Poly Marriage Law? |
June 3rd, 2014 |
law, marriage, poly |
When people act as if all of society's work around marriage rights is done with the advent of legal same-sex marriage, mention that not everyone is in a two-adult relationship, and mention your support of people who are in poly families who wish to be legally married. Increasing awareness of poly families will probably go further than anything else we can do.Or:
— How to be an Ally for Poly Marriage
Unfortunately, there is no way to add my second partner to my health insurance or to file taxes as a family. We won't be able to make loss of consortium claims, receive disability benefits for each other, or exercise any of the other hundreds of privileges belonging to married couples. Without poly marriage, my relationship with my second partner will always be treated by the legal system as less important than my relationship with my first partner.

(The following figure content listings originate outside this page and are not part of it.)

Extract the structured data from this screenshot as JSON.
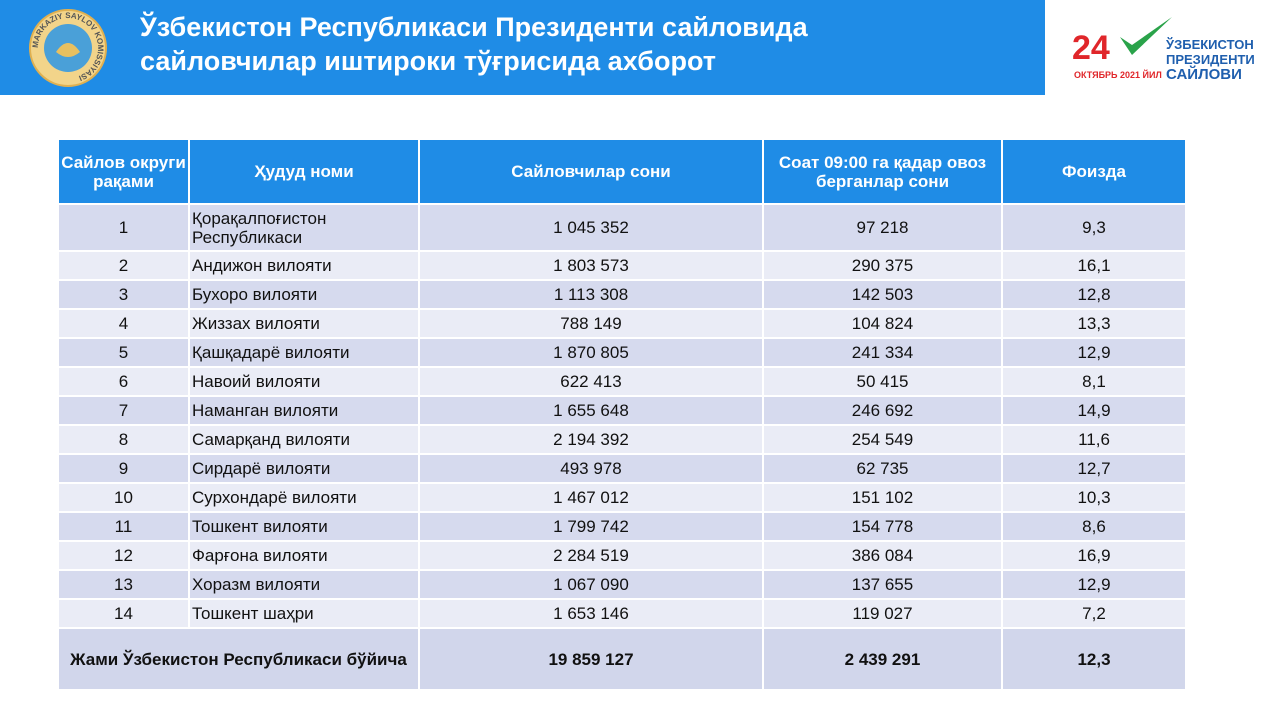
{
  "header": {
    "title": [
      "Ўзбекистон Республикаси Президенти сайловида",
      "сайловчилар иштироки тўғрисида ахборот"
    ],
    "emblem_text": "MARKAZIY SAYLOV KOMISSIYASI",
    "election_logo": {
      "day": "24",
      "date": "ОКТЯБРЬ 2021 ЙИЛ",
      "lines": [
        "ЎЗБЕКИСТОН",
        "ПРЕЗИДЕНТИ",
        "САЙЛОВИ"
      ]
    }
  },
  "table": {
    "columns": [
      "Сайлов округи рақами",
      "Ҳудуд номи",
      "Сайловчилар сони",
      "Соат 09:00 га қадар овоз берганлар сони",
      "Фоизда"
    ],
    "rows": [
      [
        "1",
        "Қорақалпоғистон Республикаси",
        "1 045 352",
        "97 218",
        "9,3"
      ],
      [
        "2",
        "Андижон вилояти",
        "1 803 573",
        "290 375",
        "16,1"
      ],
      [
        "3",
        "Бухоро вилояти",
        "1 113 308",
        "142 503",
        "12,8"
      ],
      [
        "4",
        "Жиззах вилояти",
        "788 149",
        "104 824",
        "13,3"
      ],
      [
        "5",
        "Қашқадарё вилояти",
        "1 870 805",
        "241 334",
        "12,9"
      ],
      [
        "6",
        "Навоий вилояти",
        "622 413",
        "50 415",
        "8,1"
      ],
      [
        "7",
        "Наманган вилояти",
        "1 655 648",
        "246 692",
        "14,9"
      ],
      [
        "8",
        "Самарқанд вилояти",
        "2 194 392",
        "254 549",
        "11,6"
      ],
      [
        "9",
        "Сирдарё вилояти",
        "493 978",
        "62 735",
        "12,7"
      ],
      [
        "10",
        "Сурхондарё вилояти",
        "1 467 012",
        "151 102",
        "10,3"
      ],
      [
        "11",
        "Тошкент вилояти",
        "1 799 742",
        "154 778",
        "8,6"
      ],
      [
        "12",
        "Фарғона вилояти",
        "2 284 519",
        "386 084",
        "16,9"
      ],
      [
        "13",
        "Хоразм вилояти",
        "1 067 090",
        "137 655",
        "12,9"
      ],
      [
        "14",
        "Тошкент шаҳри",
        "1 653 146",
        "119 027",
        "7,2"
      ]
    ],
    "total": [
      "Жами Ўзбекистон Республикаси бўйича",
      "19 859 127",
      "2 439 291",
      "12,3"
    ]
  }
}
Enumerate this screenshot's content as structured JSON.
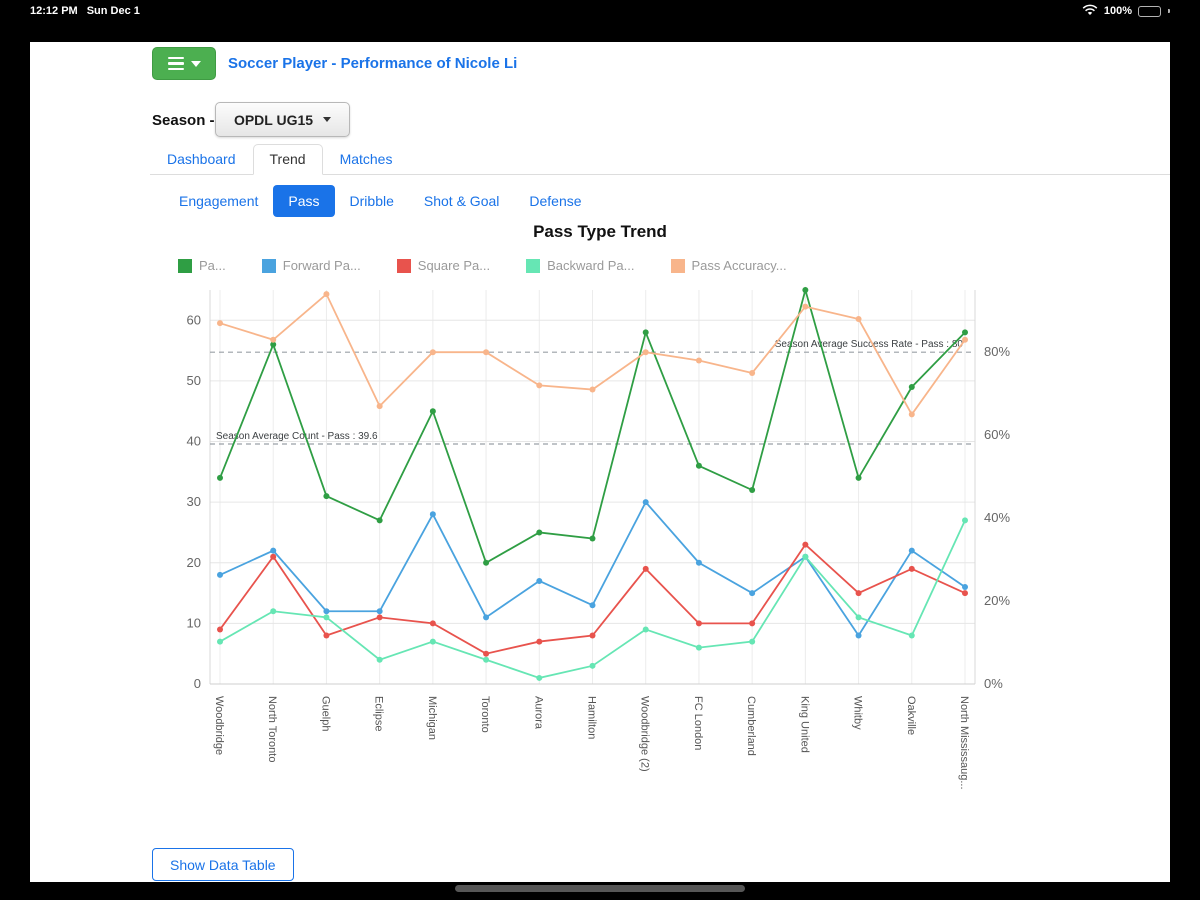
{
  "status_bar": {
    "time": "12:12 PM",
    "date": "Sun Dec 1",
    "battery_percent": "100%"
  },
  "header": {
    "title": "Soccer Player - Performance of Nicole Li"
  },
  "season": {
    "label": "Season -",
    "selected": "OPDL UG15"
  },
  "tabs": [
    {
      "label": "Dashboard"
    },
    {
      "label": "Trend"
    },
    {
      "label": "Matches"
    }
  ],
  "subtabs": [
    {
      "label": "Engagement"
    },
    {
      "label": "Pass"
    },
    {
      "label": "Dribble"
    },
    {
      "label": "Shot & Goal"
    },
    {
      "label": "Defense"
    }
  ],
  "footer": {
    "show_data_table_label": "Show Data Table"
  },
  "colors": {
    "accent_blue": "#1a73e8",
    "button_green": "#4caf50"
  },
  "chart_data": {
    "type": "line",
    "title": "Pass Type Trend",
    "legend_position": "top",
    "grid": true,
    "categories": [
      "Woodbridge",
      "North Toronto",
      "Guelph",
      "Eclipse",
      "Michigan",
      "Toronto",
      "Aurora",
      "Hamilton",
      "Woodbridge (2)",
      "FC London",
      "Cumberland",
      "King United",
      "Whitby",
      "Oakville",
      "North Mississaug..."
    ],
    "left_axis": {
      "ticks": [
        0,
        10,
        20,
        30,
        40,
        50,
        60
      ],
      "max": 65,
      "min": 0
    },
    "right_axis": {
      "ticks": [
        "0%",
        "20%",
        "40%",
        "60%",
        "80%"
      ],
      "tick_values": [
        0,
        20,
        40,
        60,
        80
      ],
      "max": 95,
      "min": 0
    },
    "series": [
      {
        "name": "Pass",
        "label": "Pa...",
        "color": "#2f9e44",
        "axis": "left",
        "values": [
          34,
          56,
          31,
          27,
          45,
          20,
          25,
          24,
          58,
          36,
          32,
          65,
          34,
          49,
          58
        ]
      },
      {
        "name": "Forward Pass",
        "label": "Forward Pa...",
        "color": "#4aa3df",
        "axis": "left",
        "values": [
          18,
          22,
          12,
          12,
          28,
          11,
          17,
          13,
          30,
          20,
          15,
          21,
          8,
          22,
          16
        ]
      },
      {
        "name": "Square Pass",
        "label": "Square Pa...",
        "color": "#e8534d",
        "axis": "left",
        "values": [
          9,
          21,
          8,
          11,
          10,
          5,
          7,
          8,
          19,
          10,
          10,
          23,
          15,
          19,
          15
        ]
      },
      {
        "name": "Backward Pass",
        "label": "Backward Pa...",
        "color": "#66e6b4",
        "axis": "left",
        "values": [
          7,
          12,
          11,
          4,
          7,
          4,
          1,
          3,
          9,
          6,
          7,
          21,
          11,
          8,
          27
        ]
      },
      {
        "name": "Pass Accuracy",
        "label": "Pass Accuracy...",
        "color": "#f8b58b",
        "axis": "right",
        "values": [
          87,
          83,
          94,
          67,
          80,
          80,
          72,
          71,
          80,
          78,
          75,
          91,
          88,
          65,
          83
        ]
      }
    ],
    "annotations": [
      {
        "text": "Season Average Count - Pass : 39.6",
        "value": 39.6,
        "axis": "left",
        "align": "left"
      },
      {
        "text": "Season Average Success Rate - Pass : 80",
        "value": 80,
        "axis": "right",
        "align": "right"
      }
    ]
  }
}
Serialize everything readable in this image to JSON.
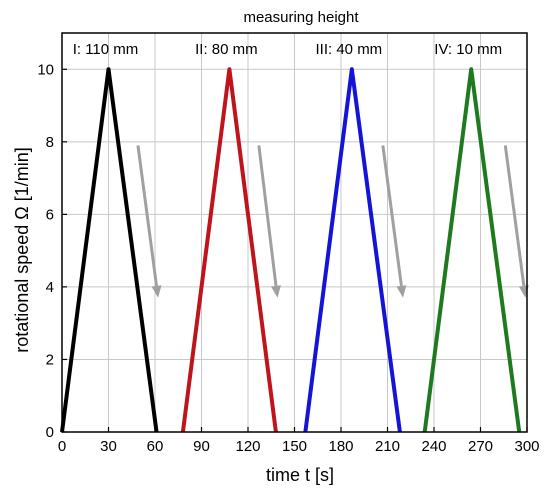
{
  "chart_data": {
    "type": "line",
    "title": "measuring height",
    "xlabel": "time t [s]",
    "ylabel": "rotational speed Ω [1/min]",
    "xlim": [
      0,
      300
    ],
    "ylim": [
      0,
      11
    ],
    "xticks": [
      0,
      30,
      60,
      90,
      120,
      150,
      180,
      210,
      240,
      270,
      300
    ],
    "yticks": [
      0,
      2,
      4,
      6,
      8,
      10
    ],
    "grid": true,
    "series": [
      {
        "name": "I: 110 mm",
        "color": "#000000",
        "x": [
          0,
          30,
          61
        ],
        "y": [
          0,
          10,
          0
        ]
      },
      {
        "name": "II: 80 mm",
        "color": "#c0141c",
        "x": [
          78,
          108,
          138
        ],
        "y": [
          0,
          10,
          0
        ]
      },
      {
        "name": "III: 40 mm",
        "color": "#1414d8",
        "x": [
          157,
          187,
          218
        ],
        "y": [
          0,
          10,
          0
        ]
      },
      {
        "name": "IV: 10 mm",
        "color": "#1e7a1e",
        "x": [
          234,
          264,
          295
        ],
        "y": [
          0,
          10,
          0
        ]
      }
    ],
    "arrows": [
      {
        "x1": 49,
        "y1": 7.9,
        "x2": 62,
        "y2": 3.7
      },
      {
        "x1": 127,
        "y1": 7.9,
        "x2": 139,
        "y2": 3.7
      },
      {
        "x1": 207,
        "y1": 7.9,
        "x2": 220,
        "y2": 3.7
      },
      {
        "x1": 286,
        "y1": 7.9,
        "x2": 299,
        "y2": 3.7
      }
    ],
    "arrow_color": "#a0a0a0"
  }
}
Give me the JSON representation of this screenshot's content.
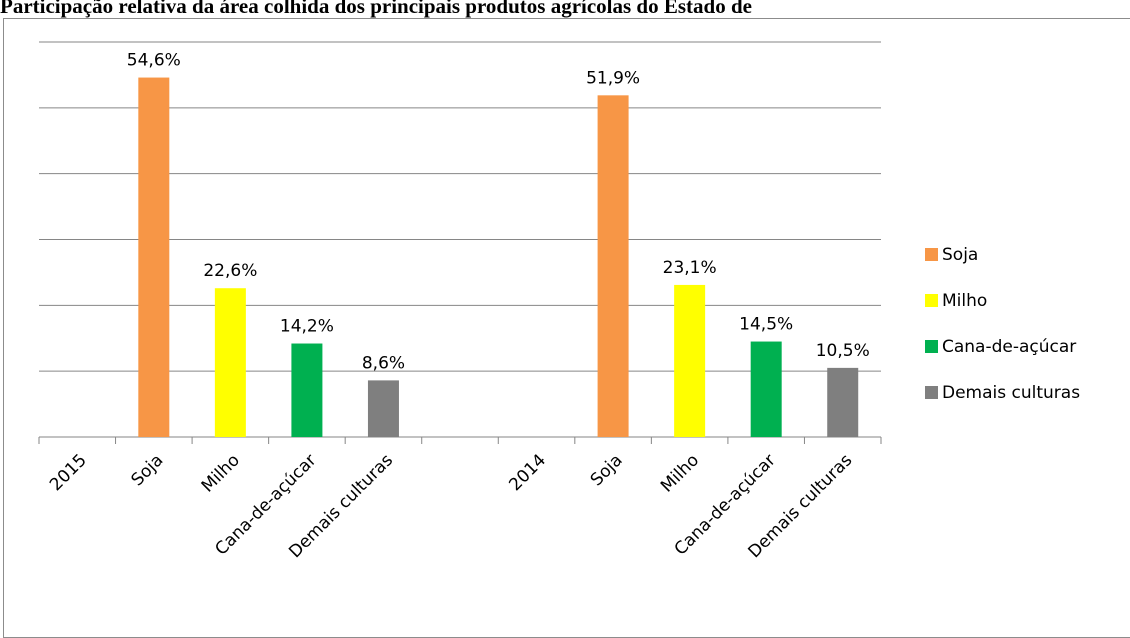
{
  "chart_data": {
    "type": "bar",
    "title": "Participação relativa da área colhida dos principais produtos agrícolas do Estado de",
    "xlabel": "",
    "ylabel": "",
    "ylim": [
      0,
      60
    ],
    "grid": true,
    "legend_position": "right",
    "categories": [
      "2015",
      "Soja",
      "Milho",
      "Cana-de-açúcar",
      "Demais culturas",
      "",
      "2014",
      "Soja",
      "Milho",
      "Cana-de-açúcar",
      "Demais culturas"
    ],
    "bars": [
      {
        "category_index": 1,
        "series": "Soja",
        "value": 54.6,
        "label": "54,6%"
      },
      {
        "category_index": 2,
        "series": "Milho",
        "value": 22.6,
        "label": "22,6%"
      },
      {
        "category_index": 3,
        "series": "Cana-de-açúcar",
        "value": 14.2,
        "label": "14,2%"
      },
      {
        "category_index": 4,
        "series": "Demais culturas",
        "value": 8.6,
        "label": "8,6%"
      },
      {
        "category_index": 7,
        "series": "Soja",
        "value": 51.9,
        "label": "51,9%"
      },
      {
        "category_index": 8,
        "series": "Milho",
        "value": 23.1,
        "label": "23,1%"
      },
      {
        "category_index": 9,
        "series": "Cana-de-açúcar",
        "value": 14.5,
        "label": "14,5%"
      },
      {
        "category_index": 10,
        "series": "Demais culturas",
        "value": 10.5,
        "label": "10,5%"
      }
    ],
    "legend": [
      {
        "name": "Soja",
        "color": "#f79646"
      },
      {
        "name": "Milho",
        "color": "#ffff00"
      },
      {
        "name": "Cana-de-açúcar",
        "color": "#00b050"
      },
      {
        "name": "Demais culturas",
        "color": "#7f7f7f"
      }
    ]
  }
}
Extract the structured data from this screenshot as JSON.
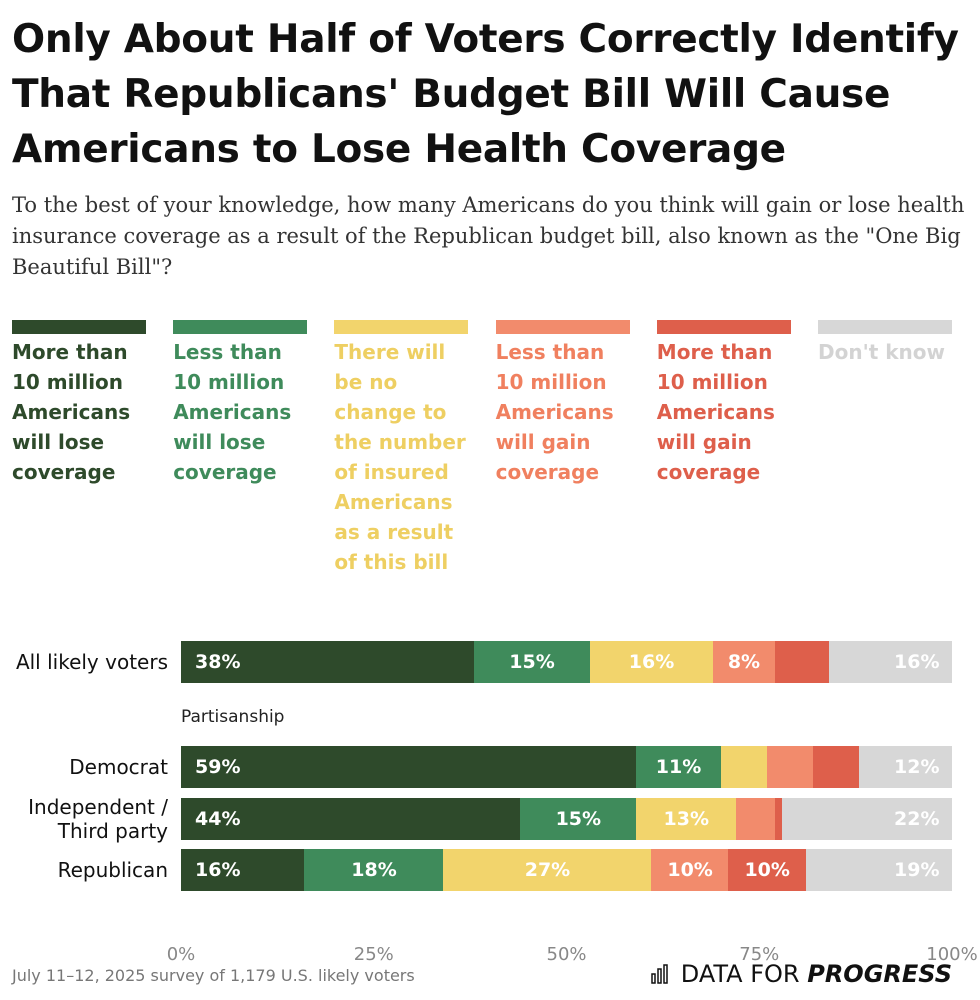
{
  "chart_data": {
    "type": "stacked-bar-horizontal",
    "title": "Only About Half of Voters Correctly Identify That Republicans' Budget Bill Will Cause Americans to Lose Health Coverage",
    "subtitle": "To the best of your knowledge, how many Americans do you think will gain or lose health insurance coverage as a result of the Republican budget bill, also known as the \"One Big Beautiful Bill\"?",
    "group_label": "Partisanship",
    "categories": [
      "All likely voters",
      "Democrat",
      "Independent / Third party",
      "Republican"
    ],
    "series": [
      {
        "name": "More than 10 million Americans will lose coverage",
        "color": "#2e4a2b",
        "text_color": "#2e4a2b",
        "values": [
          38,
          59,
          44,
          16
        ],
        "value_labels": [
          "38%",
          "59%",
          "44%",
          "16%"
        ]
      },
      {
        "name": "Less than 10 million Americans will lose coverage",
        "color": "#3f8b5b",
        "text_color": "#3f8b5b",
        "values": [
          15,
          11,
          15,
          18
        ],
        "value_labels": [
          "15%",
          "11%",
          "15%",
          "18%"
        ]
      },
      {
        "name": "There will be no change to the number of insured Americans as a result of this bill",
        "color": "#f2d46c",
        "text_color": "#eecf62",
        "values": [
          16,
          6,
          13,
          27
        ],
        "value_labels": [
          "16%",
          null,
          "13%",
          "27%"
        ]
      },
      {
        "name": "Less than 10 million Americans will gain coverage",
        "color": "#f28b6c",
        "text_color": "#f0805f",
        "values": [
          8,
          6,
          5,
          10
        ],
        "value_labels": [
          "8%",
          null,
          null,
          "10%"
        ]
      },
      {
        "name": "More than 10 million Americans will gain coverage",
        "color": "#de5f4b",
        "text_color": "#de5f4b",
        "values": [
          7,
          6,
          1,
          10
        ],
        "value_labels": [
          null,
          null,
          null,
          "10%"
        ]
      },
      {
        "name": "Don't know",
        "color": "#d7d7d7",
        "text_color": "#d3d3d3",
        "values": [
          16,
          12,
          22,
          19
        ],
        "value_labels": [
          "16%",
          "12%",
          "22%",
          "19%"
        ]
      }
    ],
    "xlim": [
      0,
      100
    ],
    "xticks": [
      {
        "value": 0,
        "label": "0%"
      },
      {
        "value": 25,
        "label": "25%"
      },
      {
        "value": 50,
        "label": "50%"
      },
      {
        "value": 75,
        "label": "75%"
      },
      {
        "value": 100,
        "label": "100%"
      }
    ],
    "source": "July 11–12, 2025 survey of 1,179 U.S. likely voters",
    "logo": [
      "DATA FOR",
      "PROGRESS"
    ]
  }
}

— The Need for Poly Marriage
One thing I haven't been able to find, however, is a detailed proposal for how the law would work. With gay marriage the law change really is as simple as changing "one woman and one man" to "two people" but while I see people claiming poly marriage is just expanding marriage from "two people" to "people" I'm not sure that's enough:
- You could either allow people to have multiple pairwise marriages or just a single group marriage. The former makes for very tricky property law, the latter makes it confusing when an existing group wants to add someone to their marriage or have a partial divorce. (If A, B, and C are married and C wants out, are A and B still married?)
- One spouse in a large family could be in the military, all other spouses would get the legal benefits of being a military spouse (Tricare eligibiliity, childcare, more)
- Social Security currently pays out spousal benefits, and if they're paying out to multiple spouses for the same person (because of divorce and remarriage) they don't scale down by the number of spouses. So many surviving spouses of one social security worker could collect benefits.
- This isn't a government question, but how should paid parental leave work with a group marriage? If a company currently gives employees N weeks off if they bear a child or M weeks off if they're married to someone who does, what if ten married people claim the N+9M weeks of paid leave for the same child?
- Gangs and organized crime could get large group marriages, and then invoke spousal privilege to avoid being required to testify against each other. Jail visiting rights would also be useful here.
- A large company could be a sole proprietorship with the employees all part of a large group marriage, gaining some tax advantages and possibly child labor exemptions.
- Immigration by marriage is currently one of the easier forms. There's already government work that goes into making sure that such marriages are legitimate and not for immigration purposes, but if 100 people are married with one citizen do we let them all in?
- A line marriage could avoid estate taxes by never actually ending.
- Many of the other 1,138 federal statutes that reference marriage (listed in this GAO report) are probably not written with multiple spouses in mind.
I'm not saying these can't be solved, or are even arguments against legalizing poly marriage, but I'm curious what the proposed solutions are.
(Maxium sizes would help with many of these, but where to draw the line? Probably you allow at least 5, but 10? 25? 100?)